她起身,不小心踩到了睡在地上的大首领,“哎呦”一声直接扑倒在大首领身上。
大首领一惊,揉了揉脸,想把他身上的人撞起来,没撞动,才发现是洞主。
“哎呦洞主。”大首领扶着她,两个人手忙脚乱地起来,“洞主你怎么喝了这么多酒啊?”
时居拿着衣服,往他脸上虚虚抽了一下,“你没喝啊!”
大首领道:“不是,您不是怀孕了吗?得多注意身子。”
时居冷笑道:“我昨天喝酒的时候你怎么不劝。”
大首领委屈:“这不是看您高兴嘛……”
时居翻了个白眼,“我身体好着呢。”
她随手披了件衣服要往出走,大首领连忙跟上。
他已经不太记得什么了,就记得昨天晚上送洞主回来,然后踩到洞主的鞋子了,跌了一跤,懒得起来,就干脆躺地上睡了。
时居也不太记得了,就记得一百首领好像喝了两大坛子酒。
真能喝啊……
终于有人的酒量可以和八十一首领抗衡了。
她突然回过头来,问了一句:“你不是说怀孕会吐吗?”
大首领挠头:“我也是听郎中说的。
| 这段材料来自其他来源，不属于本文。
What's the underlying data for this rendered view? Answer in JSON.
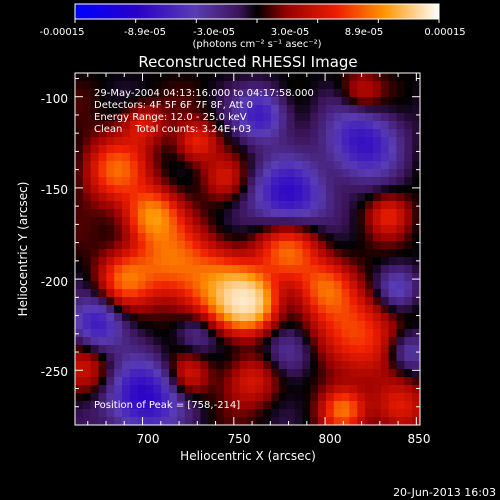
{
  "chart_data": {
    "type": "heatmap",
    "title": "Reconstructed RHESSI Image",
    "xlabel": "Heliocentric X (arcsec)",
    "ylabel": "Heliocentric Y (arcsec)",
    "xlim": [
      663,
      852
    ],
    "ylim": [
      -280,
      -87
    ],
    "x_ticks": [
      "700",
      "750",
      "800",
      "850"
    ],
    "y_ticks": [
      "-100",
      "-150",
      "-200",
      "-250"
    ],
    "colorbar": {
      "ticks": [
        "-0.00015",
        "-8.9e-05",
        "-3.0e-05",
        "3.0e-05",
        "8.9e-05",
        "0.00015"
      ],
      "unit_label": "(photons cm⁻² s⁻¹ asec⁻²)",
      "range": [
        -0.00015,
        0.00015
      ]
    },
    "annotations": [
      "29-May-2004 04:13:16.000 to 04:17:58.000",
      "Detectors: 4F 5F 6F 7F 8F, Att 0",
      "Energy Range: 12.0 - 25.0 keV",
      "Clean    Total counts: 3.24E+03"
    ],
    "peak_label": "Position of Peak = [758,-214]",
    "peak": [
      758,
      -214
    ],
    "components": [
      {
        "x": 758,
        "y": -213,
        "sigma": 10,
        "amp": 1.0
      },
      {
        "x": 742,
        "y": -205,
        "sigma": 14,
        "amp": 0.55
      },
      {
        "x": 705,
        "y": -165,
        "sigma": 10,
        "amp": 0.6
      },
      {
        "x": 685,
        "y": -140,
        "sigma": 12,
        "amp": 0.5
      },
      {
        "x": 715,
        "y": -190,
        "sigma": 14,
        "amp": 0.5
      },
      {
        "x": 690,
        "y": -200,
        "sigma": 10,
        "amp": 0.45
      },
      {
        "x": 780,
        "y": -185,
        "sigma": 12,
        "amp": 0.55
      },
      {
        "x": 815,
        "y": -230,
        "sigma": 16,
        "amp": 0.45
      },
      {
        "x": 800,
        "y": -205,
        "sigma": 10,
        "amp": 0.4
      },
      {
        "x": 840,
        "y": -270,
        "sigma": 10,
        "amp": 0.35
      },
      {
        "x": 810,
        "y": -272,
        "sigma": 8,
        "amp": 0.5
      },
      {
        "x": 760,
        "y": -255,
        "sigma": 10,
        "amp": 0.3
      },
      {
        "x": 730,
        "y": -125,
        "sigma": 8,
        "amp": 0.35
      },
      {
        "x": 700,
        "y": -115,
        "sigma": 8,
        "amp": 0.3
      },
      {
        "x": 725,
        "y": -253,
        "sigma": 8,
        "amp": 0.3
      },
      {
        "x": 670,
        "y": -250,
        "sigma": 10,
        "amp": 0.25
      },
      {
        "x": 835,
        "y": -165,
        "sigma": 8,
        "amp": 0.3
      },
      {
        "x": 745,
        "y": -145,
        "sigma": 8,
        "amp": 0.25
      },
      {
        "x": 820,
        "y": -98,
        "sigma": 8,
        "amp": 0.25
      },
      {
        "x": 780,
        "y": -155,
        "sigma": 14,
        "amp": -0.55
      },
      {
        "x": 820,
        "y": -125,
        "sigma": 14,
        "amp": -0.5
      },
      {
        "x": 765,
        "y": -110,
        "sigma": 10,
        "amp": -0.45
      },
      {
        "x": 700,
        "y": -265,
        "sigma": 14,
        "amp": -0.6
      },
      {
        "x": 675,
        "y": -225,
        "sigma": 10,
        "amp": -0.45
      },
      {
        "x": 780,
        "y": -240,
        "sigma": 10,
        "amp": -0.3
      },
      {
        "x": 840,
        "y": -205,
        "sigma": 8,
        "amp": -0.3
      },
      {
        "x": 730,
        "y": -230,
        "sigma": 8,
        "amp": -0.25
      },
      {
        "x": 845,
        "y": -240,
        "sigma": 8,
        "amp": -0.3
      }
    ],
    "grid": false
  },
  "footer_timestamp": "20-Jun-2013 16:03"
}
”
他说完,又想了想,道:“我昨天吐了。”
时居:“……所以呢?你怀孕了?”
大首领:“应该不会吧。”
时居又是一个白眼,要翻上天了。
每次跟大首领说话,就觉得有十几头驴养在他家里,轮流踢他的头。
时居在屋里躺得久了,又喝了好些,胸口有些闷,站到门口,深深地呼了几口气。
温兰枝醒来的时候,感觉腰下硌了个什么东西,她睁开眼,天花板好高。
她往旁边挪了挪,脚一蹬,踢到了椅子。
她痛得清醒了许多,睁开眼睛,突然发觉自己在地上。
她坐起来,邬辞砚倒是在床上,睡得挺香。
温兰枝:“……”她爬上床,没有躺下接着睡,而是蹬了邬辞砚一脚,把他蹬醒。
邬辞砚:“?”
也许是喝酒了的缘故,邬辞砚这一觉睡得很踏实,完全没察觉到温兰枝是怎么滚到地上去的。
而且他记得很清楚,昨天晚上,温兰枝肯定是睡在里侧的。
他醒来第一眼,看到温兰枝坐在床上,甚至没察觉到有什么不对,还以为温兰枝自始至终都是在床上的。
温兰枝气得压在他身上,妄图用自己的重量压死他,愤愤道:“你!为什么把我弄到地上去?”
邬辞砚疑惑。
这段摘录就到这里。